Die häufigsten Fehler beim Aufhängen von Bildern
Die meisten Bilder hängen zu hoch, schief oder an einer zufälligen Stelle. Mit etwas Vorbereitung und wenigen Handgriffen vermeiden Sie diese Fehler. Die fünf häufigsten Probleme und wie Sie sie umgehen.

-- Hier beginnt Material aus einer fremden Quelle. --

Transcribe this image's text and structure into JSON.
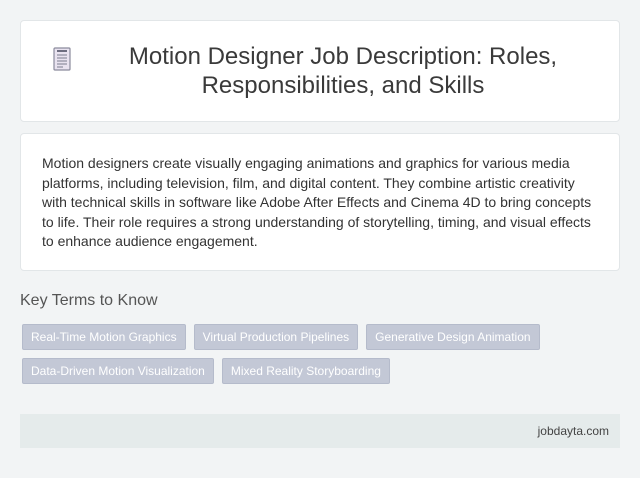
{
  "header": {
    "icon": "document-icon",
    "title": "Motion Designer Job Description: Roles, Responsibilities, and Skills"
  },
  "description": {
    "text": "Motion designers create visually engaging animations and graphics for various media platforms, including television, film, and digital content. They combine artistic creativity with technical skills in software like Adobe After Effects and Cinema 4D to bring concepts to life. Their role requires a strong understanding of storytelling, timing, and visual effects to enhance audience engagement."
  },
  "key_terms": {
    "title": "Key Terms to Know",
    "tags": [
      "Real-Time Motion Graphics",
      "Virtual Production Pipelines",
      "Generative Design Animation",
      "Data-Driven Motion Visualization",
      "Mixed Reality Storyboarding"
    ]
  },
  "footer": {
    "site": "jobdayta.com"
  },
  "colors": {
    "background": "#f2f4f5",
    "tag_bg": "#c3c8d6",
    "footer_bg": "#e5ebeb"
  }
}
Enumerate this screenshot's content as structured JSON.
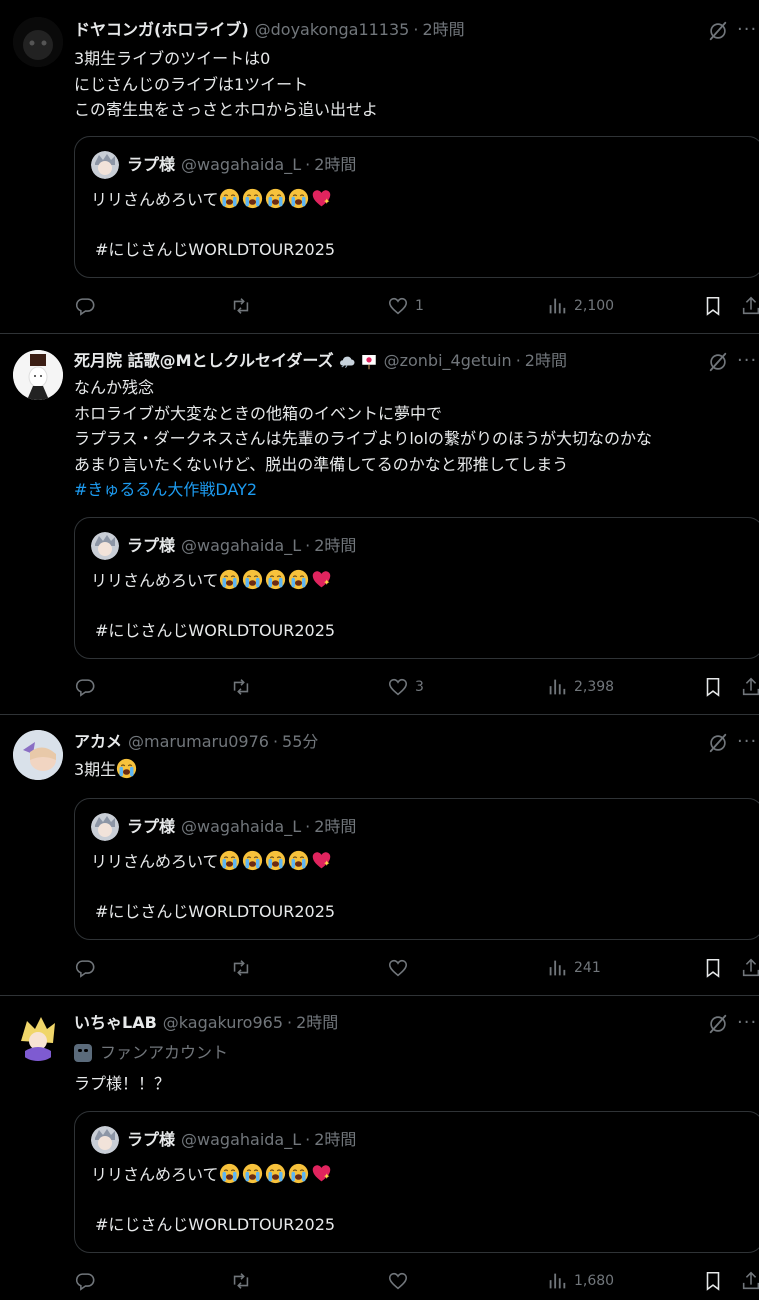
{
  "tweets": [
    {
      "name": "ドヤコンガ(ホロライブ)",
      "handle": "@doyakonga11135",
      "time": "2時間",
      "lines": [
        "3期生ライブのツイートは0",
        "にじさんじのライブは1ツイート",
        "この寄生虫をさっさとホロから追い出せよ"
      ],
      "hashtag": "",
      "likes": "1",
      "views": "2,100"
    },
    {
      "name": "死月院 話歌@Mとしクルセイダーズ",
      "handle": "@zonbi_4getuin",
      "time": "2時間",
      "lines": [
        "なんか残念",
        "ホロライブが大変なときの他箱のイベントに夢中で",
        "ラプラス・ダークネスさんは先輩のライブよりlolの繋がりのほうが大切なのかな",
        "あまり言いたくないけど、脱出の準備してるのかなと邪推してしまう"
      ],
      "hashtag": "#きゅるるん大作戦DAY2",
      "likes": "3",
      "views": "2,398"
    },
    {
      "name": "アカメ",
      "handle": "@marumaru0976",
      "time": "55分",
      "lines": [
        "3期生"
      ],
      "hashtag": "",
      "likes": "",
      "views": "241"
    },
    {
      "name": "いちゃLAB",
      "handle": "@kagakuro965",
      "time": "2時間",
      "fan_label": "ファンアカウント",
      "lines": [
        "ラプ様！！？"
      ],
      "hashtag": "",
      "likes": "",
      "views": "1,680"
    }
  ],
  "quote": {
    "name": "ラプ様",
    "handle": "@wagahaida_L",
    "time": "2時間",
    "text": "リリさんめろいて",
    "hashtag": "#にじさんじWORLDTOUR2025"
  },
  "separator": "·",
  "more_label": "···",
  "icons": [
    "grok-icon",
    "reply-icon",
    "retweet-icon",
    "like-icon",
    "views-icon",
    "bookmark-icon",
    "share-icon",
    "crying-emoji",
    "sparkling-heart-emoji"
  ],
  "colors": {
    "background": "#000000",
    "text": "#e7e9ea",
    "muted": "#71767b",
    "link": "#1d9bf0",
    "border": "#2f3336"
  }
}
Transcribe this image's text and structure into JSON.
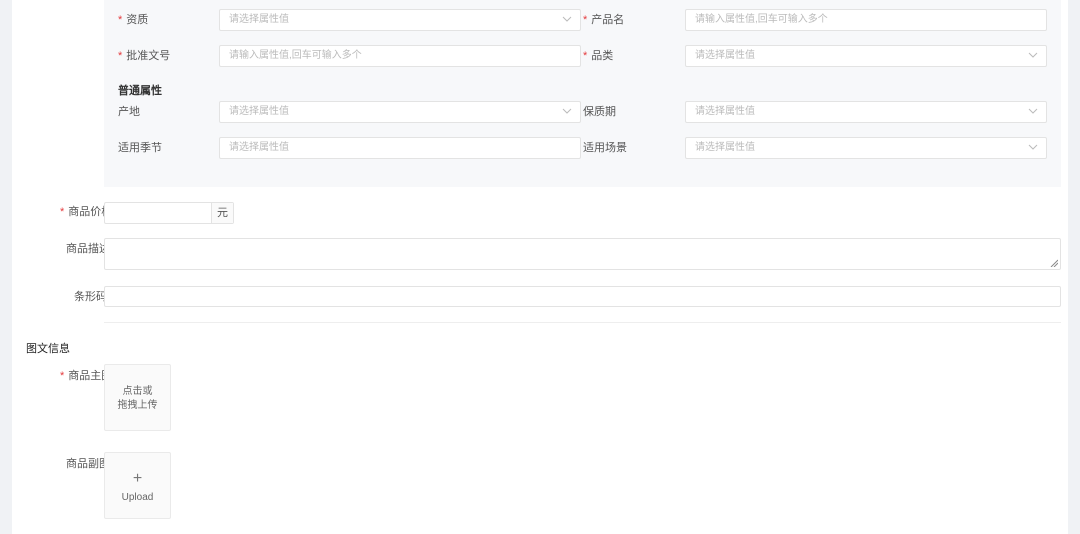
{
  "attributes": {
    "brand": {
      "label": "资质",
      "placeholder": "请选择属性值"
    },
    "product_name": {
      "label": "产品名",
      "placeholder": "请输入属性值,回车可输入多个"
    },
    "approval_no": {
      "label": "批准文号",
      "placeholder": "请输入属性值,回车可输入多个"
    },
    "category": {
      "label": "品类",
      "placeholder": "请选择属性值"
    },
    "common_title": "普通属性",
    "origin": {
      "label": "产地",
      "placeholder": "请选择属性值"
    },
    "shelf_life": {
      "label": "保质期",
      "placeholder": "请选择属性值"
    },
    "season": {
      "label": "适用季节",
      "placeholder": "请选择属性值"
    },
    "scene": {
      "label": "适用场景",
      "placeholder": "请选择属性值"
    }
  },
  "price": {
    "label": "商品价格",
    "value": "",
    "unit": "元"
  },
  "description": {
    "label": "商品描述",
    "value": ""
  },
  "barcode": {
    "label": "条形码",
    "value": ""
  },
  "media": {
    "title": "图文信息",
    "main_image": {
      "label": "商品主图",
      "line1": "点击或",
      "line2": "拖拽上传"
    },
    "sub_image": {
      "label": "商品副图",
      "plus": "+",
      "upload": "Upload"
    }
  }
}
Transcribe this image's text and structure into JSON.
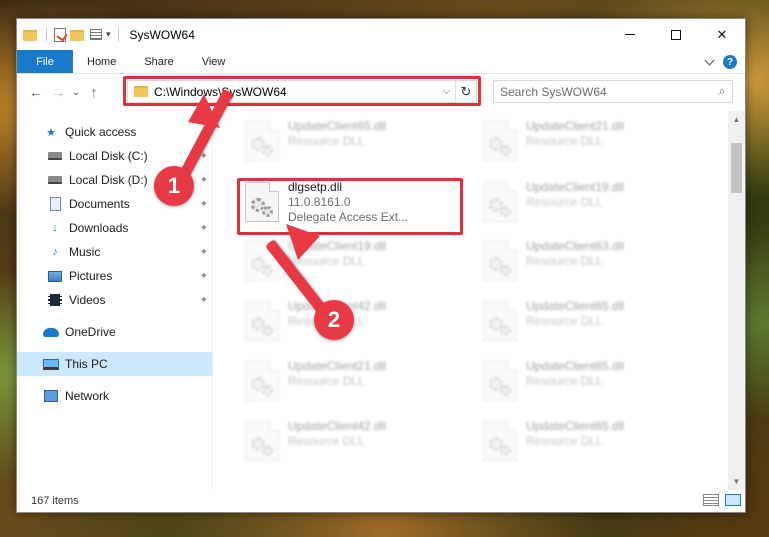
{
  "window": {
    "title": "SysWOW64",
    "caption": {
      "minimize": "—",
      "maximize": "☐",
      "close": "✕"
    }
  },
  "ribbon": {
    "tabs": [
      "File",
      "Home",
      "Share",
      "View"
    ]
  },
  "nav": {
    "back": "←",
    "forward": "→",
    "recent": "⌄",
    "up": "↑",
    "address": "C:\\Windows\\SysWOW64",
    "search_placeholder": "Search SysWOW64"
  },
  "sidebar": {
    "items": [
      {
        "label": "Quick access",
        "icon": "star-icon"
      },
      {
        "label": "Local Disk (C:)",
        "icon": "drive-icon",
        "pinned": true
      },
      {
        "label": "Local Disk (D:)",
        "icon": "drive-icon",
        "pinned": true
      },
      {
        "label": "Documents",
        "icon": "documents-icon",
        "pinned": true
      },
      {
        "label": "Downloads",
        "icon": "download-icon",
        "pinned": true
      },
      {
        "label": "Music",
        "icon": "music-icon",
        "pinned": true
      },
      {
        "label": "Pictures",
        "icon": "pictures-icon",
        "pinned": true
      },
      {
        "label": "Videos",
        "icon": "videos-icon",
        "pinned": true
      },
      {
        "label": "OneDrive",
        "icon": "cloud-icon"
      },
      {
        "label": "This PC",
        "icon": "computer-icon",
        "selected": true
      },
      {
        "label": "Network",
        "icon": "network-icon"
      }
    ],
    "pin_glyph": "📌"
  },
  "files": {
    "left": [
      {
        "name": "UpdateClient65.dll",
        "line2": "Resource DLL"
      },
      {
        "name": "dlgsetp.dll",
        "line2": "11.0.8161.0",
        "line3": "Delegate Access Ext..."
      },
      {
        "name": "UpdateClient19.dll",
        "line2": "Resource DLL"
      },
      {
        "name": "UpdateClient42.dll",
        "line2": "Resource DLL"
      },
      {
        "name": "UpdateClient21.dll",
        "line2": "Resource DLL"
      },
      {
        "name": "UpdateClient42.dll",
        "line2": "Resource DLL"
      }
    ],
    "right": [
      {
        "name": "UpdateClient21.dll",
        "line2": "Resource DLL"
      },
      {
        "name": "UpdateClient19.dll",
        "line2": "Resource DLL"
      },
      {
        "name": "UpdateClient63.dll",
        "line2": "Resource DLL"
      },
      {
        "name": "UpdateClient65.dll",
        "line2": "Resource DLL"
      },
      {
        "name": "UpdateClient65.dll",
        "line2": "Resource DLL"
      },
      {
        "name": "UpdateClient65.dll",
        "line2": "Resource DLL"
      }
    ]
  },
  "status": {
    "count": "167 items"
  },
  "callouts": [
    "1",
    "2"
  ],
  "colors": {
    "accent": "#1979ca",
    "highlight": "#e0303e",
    "selected": "#cce8ff"
  }
}
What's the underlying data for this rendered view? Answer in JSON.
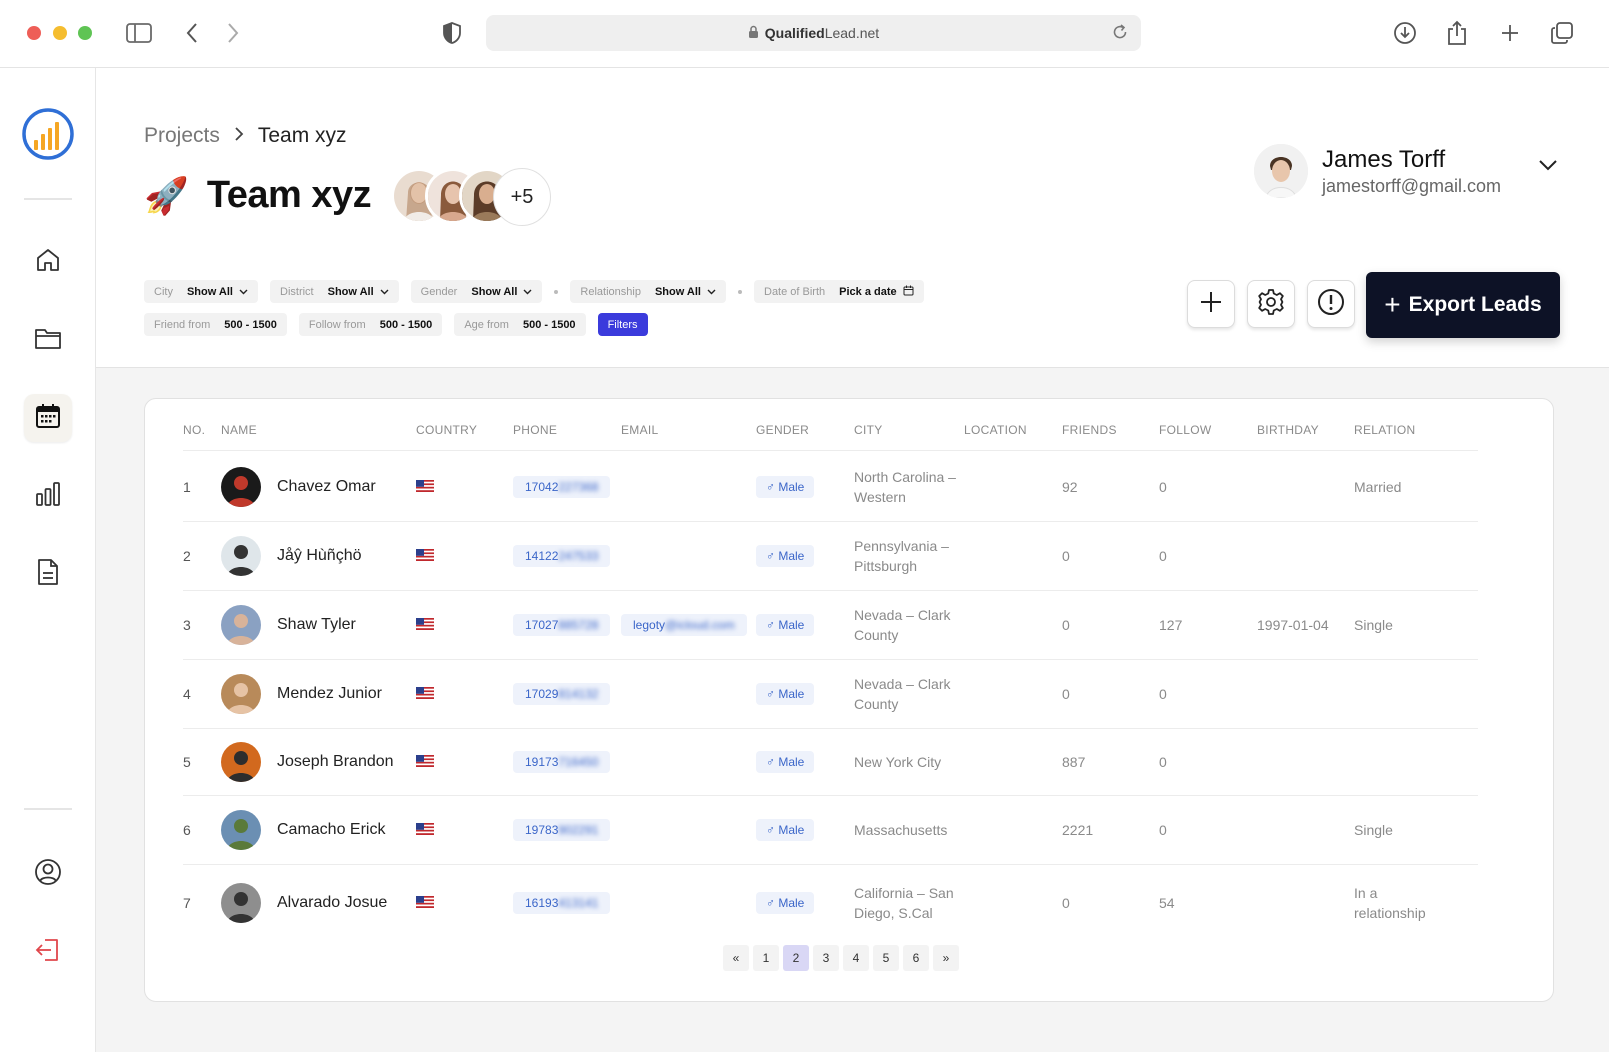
{
  "browser": {
    "address_bold": "Qualified",
    "address_rest": "Lead.net"
  },
  "breadcrumb": {
    "root": "Projects",
    "current": "Team xyz"
  },
  "page": {
    "title": "Team xyz",
    "icon": "rocket",
    "members_more": "+5"
  },
  "user": {
    "name": "James Torff",
    "email": "jamestorff@gmail.com"
  },
  "filters": {
    "row1": [
      {
        "label": "City",
        "value": "Show All",
        "caret": true
      },
      {
        "label": "District",
        "value": "Show All",
        "caret": true
      },
      {
        "label": "Gender",
        "value": "Show All",
        "caret": true
      },
      {
        "label": "Relationship",
        "value": "Show All",
        "caret": true
      },
      {
        "label": "Date of Birth",
        "value": "Pick a date",
        "caret": false
      }
    ],
    "row2": [
      {
        "label": "Friend from",
        "value": "500 - 1500"
      },
      {
        "label": "Follow from",
        "value": "500 - 1500"
      },
      {
        "label": "Age from",
        "value": "500 - 1500"
      }
    ],
    "filters_button": "Filters"
  },
  "actions": {
    "export_label": "Export Leads"
  },
  "table": {
    "headers": {
      "no": "NO.",
      "name": "NAME",
      "country": "COUNTRY",
      "phone": "PHONE",
      "email": "EMAIL",
      "gender": "GENDER",
      "city": "CITY",
      "location": "LOCATION",
      "friends": "FRIENDS",
      "follow": "FOLLOW",
      "birthday": "BIRTHDAY",
      "relation": "RELATION"
    },
    "rows": [
      {
        "no": "1",
        "name": "Chavez Omar",
        "phone_visible": "17042",
        "phone_blur": "227368",
        "email_visible": "",
        "email_blur": "",
        "gender": "Male",
        "city": "North Carolina – Western",
        "friends": "92",
        "follow": "0",
        "birthday": "",
        "relation": "Married"
      },
      {
        "no": "2",
        "name": "Jåŷ Hùñçhö",
        "phone_visible": "14122",
        "phone_blur": "247533",
        "email_visible": "",
        "email_blur": "",
        "gender": "Male",
        "city": "Pennsylvania – Pittsburgh",
        "friends": "0",
        "follow": "0",
        "birthday": "",
        "relation": ""
      },
      {
        "no": "3",
        "name": "Shaw Tyler",
        "phone_visible": "17027",
        "phone_blur": "885728",
        "email_visible": "legoty",
        "email_blur": "@icloud.com",
        "gender": "Male",
        "city": "Nevada – Clark County",
        "friends": "0",
        "follow": "127",
        "birthday": "1997-01-04",
        "relation": "Single"
      },
      {
        "no": "4",
        "name": "Mendez Junior",
        "phone_visible": "17029",
        "phone_blur": "814132",
        "email_visible": "",
        "email_blur": "",
        "gender": "Male",
        "city": "Nevada – Clark County",
        "friends": "0",
        "follow": "0",
        "birthday": "",
        "relation": ""
      },
      {
        "no": "5",
        "name": "Joseph Brandon",
        "phone_visible": "19173",
        "phone_blur": "716450",
        "email_visible": "",
        "email_blur": "",
        "gender": "Male",
        "city": "New York City",
        "friends": "887",
        "follow": "0",
        "birthday": "",
        "relation": ""
      },
      {
        "no": "6",
        "name": "Camacho Erick",
        "phone_visible": "19783",
        "phone_blur": "902291",
        "email_visible": "",
        "email_blur": "",
        "gender": "Male",
        "city": "Massachusetts",
        "friends": "2221",
        "follow": "0",
        "birthday": "",
        "relation": "Single"
      },
      {
        "no": "7",
        "name": "Alvarado Josue",
        "phone_visible": "16193",
        "phone_blur": "413141",
        "email_visible": "",
        "email_blur": "",
        "gender": "Male",
        "city": "California – San Diego, S.Cal",
        "friends": "0",
        "follow": "54",
        "birthday": "",
        "relation": "In a relationship"
      }
    ]
  },
  "pagination": {
    "prev": "«",
    "pages": [
      "1",
      "2",
      "3",
      "4",
      "5",
      "6"
    ],
    "current": "2",
    "next": "»"
  },
  "colors": {
    "accent": "#3b3bdc",
    "export_bg": "#0d1226",
    "chip_blue": "#3b66c9",
    "logo_orange": "#f5a623",
    "logo_blue": "#2f6fd6",
    "logout_red": "#e0474c"
  }
}
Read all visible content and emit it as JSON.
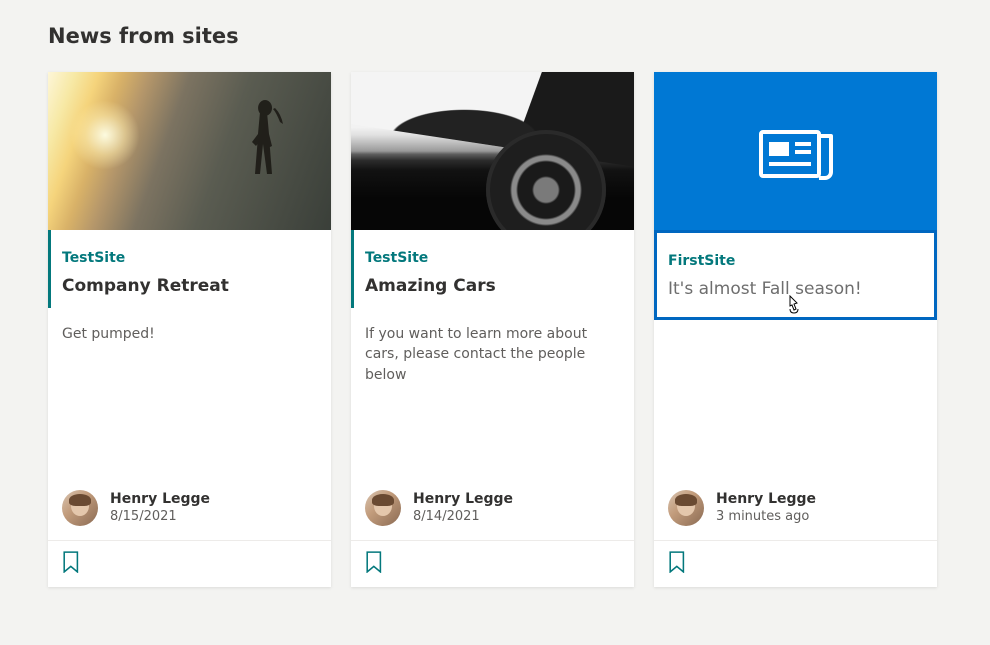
{
  "section_title": "News from sites",
  "cards": [
    {
      "site": "TestSite",
      "title": "Company Retreat",
      "desc": "Get pumped!",
      "author": "Henry Legge",
      "date": "8/15/2021",
      "thumb": "retreat"
    },
    {
      "site": "TestSite",
      "title": "Amazing Cars",
      "desc": "If you want to learn more about cars, please contact the people below",
      "author": "Henry Legge",
      "date": "8/14/2021",
      "thumb": "cars"
    },
    {
      "site": "FirstSite",
      "title": "It's almost Fall season!",
      "desc": "",
      "author": "Henry Legge",
      "date": "3 minutes ago",
      "thumb": "default",
      "highlighted": true
    }
  ],
  "icons": {
    "news": "news-icon",
    "bookmark": "bookmark-icon"
  }
}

Die richtige Bildhöhe: 145 Zentimeter
Der Klassiker: Das Bild hängt so hoch, dass Sie den Kopf in den Nacken legen müssen. Meist wurde gar nicht gemessen oder falsch gemessen.
Die Bildmitte liegt etwa 145 Zentimeter über dem Boden. Dieser Wert entspricht der durchschnittlichen Augenhöhe Erwachsener. Messen Sie zuerst die Höhe Ihres Bildes, teilen Sie sie durch zwei und markieren Sie die Stelle an der Wand. Dort kommt später die Bildmitte hin.
Haken richtig setzen: Abstand zur Bildmitte
Der Wandhaken gehört nicht auf die Bildmitte. Er sitzt deutlich höher, weil das Bild an seiner Aufhängung hängt. Auch sorgfältige Menschen übersehen das.
Messen Sie den Abstand von der Oberkante des Bilderrahmens bis zur gespannten Aufhängungsschnur oder bis zur Oberkante des Aufhängebügels. Tragen Sie diesen Abstand von der gewünschten Bildmitte aus nach oben an der Wand ab. Erst dort schlagen Sie den Nagel ein oder setzen die Dübel.
Abstand zwischen Bildern: 5 bis 8 Zentimeter
Wenn Sie mehrere Bilder aufhängen, entscheidet der Abstand zwischen den Rahmen über die Wirkung. Hängen die Bilder zu weit auseinander, zerfällt die Gruppe in einzelne Bilder. Ein Abstand von fünf bis acht Zentimetern zwischen den Rahmen wirkt in den meisten Wohnräumen stimmig. Bei sehr großen Bildern darf es mehr sein, bei kleinen weniger.
Bildgröße und Wandfläche: Proportionen beachten
Ein kleines Bild an einer riesigen Wandfläche geht unter, ein übergroßes Bild über einer schmalen Kommode wirkt erdrückend. Als Faustregel gilt: Das Bild sollte etwa zwei Drittel bis drei Viertel der Fläche des Möbels darunter einnehmen. Über einem schmalen Sideboard wirkt ein Bild mit etwa zwei Dritteln der Sideboardbreite ausgewogen.
Bilder vor dem Aufhängen prüfen: Packpapier-Trick
Bevor Sie den ersten Nagel einschlagen, prüfen Sie die Anordnung im Stehen. Legen Sie die Bilder auf den Boden vor die Wand und stellen Sie sich in den normalen Betrachtungsabstand. Noch besser: Schneiden Sie die Umrisse der Rahmen aus Packpapier aus und kleben Sie sie mit Malerkrepp an die Wand. So sehen Sie schnell, ob Höhe und Abstände stimmen. Die Korrektur kostet jetzt nur wenige Minuten, das erneute Aufbohren einer Wand dagegen schnell einen ganzen Nachmittag.
Bilderwand gestalten: Einheitlicher Rahmen oder Farbton
Verschiedene Formate, Stile und Farben erzeugen an einer Wand Unruhe, wenn sie ohne erkennbares Muster zusammengestellt werden. Das bedeutet nicht, dass alle Bilder gleich aussehen müssen. Sie brauchen aber eine verbindende Klammer: einen gemeinsamen Farbton, einen ähnlichen Rahmen oder einen durchgehenden Bildmittelpunkt. Schwarz-weiße Fotos mit schmalen schwarzen Rahmen in einer Reihe wirken ruhiger als bunte Kunstdrucke in Gold, Eiche und Silber, die wild nebeneinander hängen.